How principals can turn vision into action

How principals can turn vision into action

For principals, there is no such thing as too many professional learning opportunities, but when it comes to allocating precious time towards this crucial responsibility, it can sometimes require separating the wheat from the chaff.

In other words, busy school leaders want to know that they’ll learn something new, and of direct relevance and value to their job, before jetting off to a conference or summit.

Later this year, principals will get the chance to attend a critical industry event that will not only bring together several globally renowned thought leaders in education but provide attendees with a range of valuable professional networking opportunities.

The 2019 ACEL National Conference, which is being held between 2-4 October in Sydney, will highlight the importance of both “Vision and Voice” in Setting the Learning Agenda for educators across Australia.

Keynote speakers, such as Michael Fullan, co-leader of the New Pedagogies for Deep Learning global initiative, globally-renowned researcher, Dr Alma Harris and education thought leader, Dr Todd Whitaker, will share their expertise and address the biggest challenges that school leaders are facing in 2019 and beyond.

Students increasingly tuning out

Fullan said the topic he'll be speaking on addresses the growing realisation that traditional schooling is boring or alienating with only about 30% of students engaged.

"That increasingly it is all categories of SES students that are stressed out and not doing well. Then the point is that schools and their leadership must focus on both academics and connectedness," Fullan told The Educator.

"Australia and Canada are similar in many respects. I think Australia education has been stuck for longer than Canada, although it must be noted that Canada’s progress has centered on the four largest provinces [Alberta, B.C., Ontario, and Quebec]."

In his book, titled: ‘Nuance’, Fullan showed that effective leaders have more sensitivity to ‘context’. He says leaders operate in a way that their actions are informed by "deep contextual literacy".

"They know that every new context by definition de-skills them," Fullan said. 
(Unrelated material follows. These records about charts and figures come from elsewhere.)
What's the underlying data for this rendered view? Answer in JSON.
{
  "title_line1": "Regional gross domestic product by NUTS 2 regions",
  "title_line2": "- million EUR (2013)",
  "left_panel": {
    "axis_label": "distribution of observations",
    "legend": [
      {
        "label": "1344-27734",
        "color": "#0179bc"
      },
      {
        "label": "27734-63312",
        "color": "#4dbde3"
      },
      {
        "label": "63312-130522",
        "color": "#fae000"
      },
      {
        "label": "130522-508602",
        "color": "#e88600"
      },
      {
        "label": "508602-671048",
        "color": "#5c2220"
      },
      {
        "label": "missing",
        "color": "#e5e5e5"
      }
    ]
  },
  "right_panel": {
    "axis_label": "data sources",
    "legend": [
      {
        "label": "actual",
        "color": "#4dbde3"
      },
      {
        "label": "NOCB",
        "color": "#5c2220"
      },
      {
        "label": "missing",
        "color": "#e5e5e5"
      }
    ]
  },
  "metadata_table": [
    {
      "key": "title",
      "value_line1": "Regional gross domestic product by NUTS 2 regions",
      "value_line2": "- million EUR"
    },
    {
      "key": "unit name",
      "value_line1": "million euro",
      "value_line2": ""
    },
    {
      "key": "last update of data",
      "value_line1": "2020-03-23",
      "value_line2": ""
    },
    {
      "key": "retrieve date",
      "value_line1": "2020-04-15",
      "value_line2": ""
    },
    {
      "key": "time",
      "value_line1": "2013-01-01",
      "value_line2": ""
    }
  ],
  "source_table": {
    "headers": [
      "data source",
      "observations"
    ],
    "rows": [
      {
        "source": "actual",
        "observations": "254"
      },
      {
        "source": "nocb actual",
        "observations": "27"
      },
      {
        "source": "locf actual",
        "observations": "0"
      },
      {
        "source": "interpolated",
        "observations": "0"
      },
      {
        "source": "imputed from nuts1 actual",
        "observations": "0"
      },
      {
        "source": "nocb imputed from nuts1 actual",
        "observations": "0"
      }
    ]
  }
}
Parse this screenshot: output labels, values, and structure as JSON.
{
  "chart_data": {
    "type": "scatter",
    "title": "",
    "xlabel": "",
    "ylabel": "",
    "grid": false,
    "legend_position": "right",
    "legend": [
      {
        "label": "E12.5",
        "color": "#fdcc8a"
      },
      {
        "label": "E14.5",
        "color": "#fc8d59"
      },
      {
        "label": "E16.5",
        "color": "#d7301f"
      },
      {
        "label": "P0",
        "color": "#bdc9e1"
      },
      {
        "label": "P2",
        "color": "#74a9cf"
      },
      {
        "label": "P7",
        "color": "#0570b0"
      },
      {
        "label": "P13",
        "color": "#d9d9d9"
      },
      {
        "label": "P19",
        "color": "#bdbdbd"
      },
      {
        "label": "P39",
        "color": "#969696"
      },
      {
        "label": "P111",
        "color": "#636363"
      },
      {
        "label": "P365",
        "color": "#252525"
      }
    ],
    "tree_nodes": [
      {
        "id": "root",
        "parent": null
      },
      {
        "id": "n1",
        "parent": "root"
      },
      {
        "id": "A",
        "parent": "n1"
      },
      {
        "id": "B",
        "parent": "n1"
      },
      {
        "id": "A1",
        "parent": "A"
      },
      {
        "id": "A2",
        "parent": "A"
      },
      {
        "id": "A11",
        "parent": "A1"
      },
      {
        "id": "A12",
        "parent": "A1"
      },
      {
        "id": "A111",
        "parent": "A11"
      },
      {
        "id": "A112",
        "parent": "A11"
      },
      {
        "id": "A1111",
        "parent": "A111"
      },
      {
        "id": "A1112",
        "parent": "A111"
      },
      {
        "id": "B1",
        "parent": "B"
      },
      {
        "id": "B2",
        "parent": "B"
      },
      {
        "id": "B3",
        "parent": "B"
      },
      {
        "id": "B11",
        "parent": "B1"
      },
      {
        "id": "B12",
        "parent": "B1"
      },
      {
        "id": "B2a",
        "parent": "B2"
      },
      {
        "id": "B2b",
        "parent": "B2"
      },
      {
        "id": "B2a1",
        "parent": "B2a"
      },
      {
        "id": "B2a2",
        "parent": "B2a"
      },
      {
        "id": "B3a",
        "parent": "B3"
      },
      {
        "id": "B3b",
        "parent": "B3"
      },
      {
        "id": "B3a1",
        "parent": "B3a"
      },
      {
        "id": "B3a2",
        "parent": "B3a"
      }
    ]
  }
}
"Nuance leaders see the forest and the trees because they immerse themselves in the situation as learners. The more they learn the more they forge joint clarity and commitment."

Finally, says Fullan, these kinds of leaders focus on outcomes and what it takes to make progress.

"They have a courageous commitment to a better future," he said.

"What impresses me most about Canadian education is the focused collaborative leadership within and across schools."

Fullan pointed out that while this exists in Australia, there seem to be more "historical normative barriers" to working together.

"But really there is mostly sympatico circumstances and orientations to life and learning among school principals in both countries," he said.

Conference addresses key challenges for leaders

ACEL CEO, Aasha Murthy, said the conference’s theme ‘Vision and Voice: Setting the learning agenda’ addresses several important challenges currently facing Australia’s school leaders.

“Vision without action is just a dream; Action without Vision is a waste of time. The 2019 conference aims to link these two important aspects, which form the ‘Yin and Yang’ of a classroom/school and system,” Murthy told The Educator.

“The theme is further split into sub-themes as follows, which capture the key challenges and opportunities faced by educational leaders across all sectors and contexts.”

These include vision [leading the future], learning spaces, from architecture to pedagogy, curiosity and innovation, voice [engagement within and without], transforming practice through understanding context, and empowerment and agency.”

Murthy said that in the year ahead, ACEL will continue to expand its portfolio of programs, events and resources to keep pace “and in some cases, show the way forward”.

“In 2019, we plan to host four major conferences/summits and over 120 seminars and workshops,” Murthy said.

“We also continue to expand our catalogue of books and publications including exclusive offers and package deals.”

Murthy said one of two key areas of particular focus for ACEL this year involves building a comprehensive suite of online resources.

“We have expanded our offer which now includes an online Resource Centre; Resources in Action,” Murthy said.

“This provides practical tools and tips in six key areas, webinars from international experts and dedicated digital channel featuring podcasts, videos and other resources.”

Murthy said the other key area is about serving regional and remote schools throughout Australia.

“This includes an introduction of regional membership, hosting events in regional centres and of course the online digital resources discussed above.”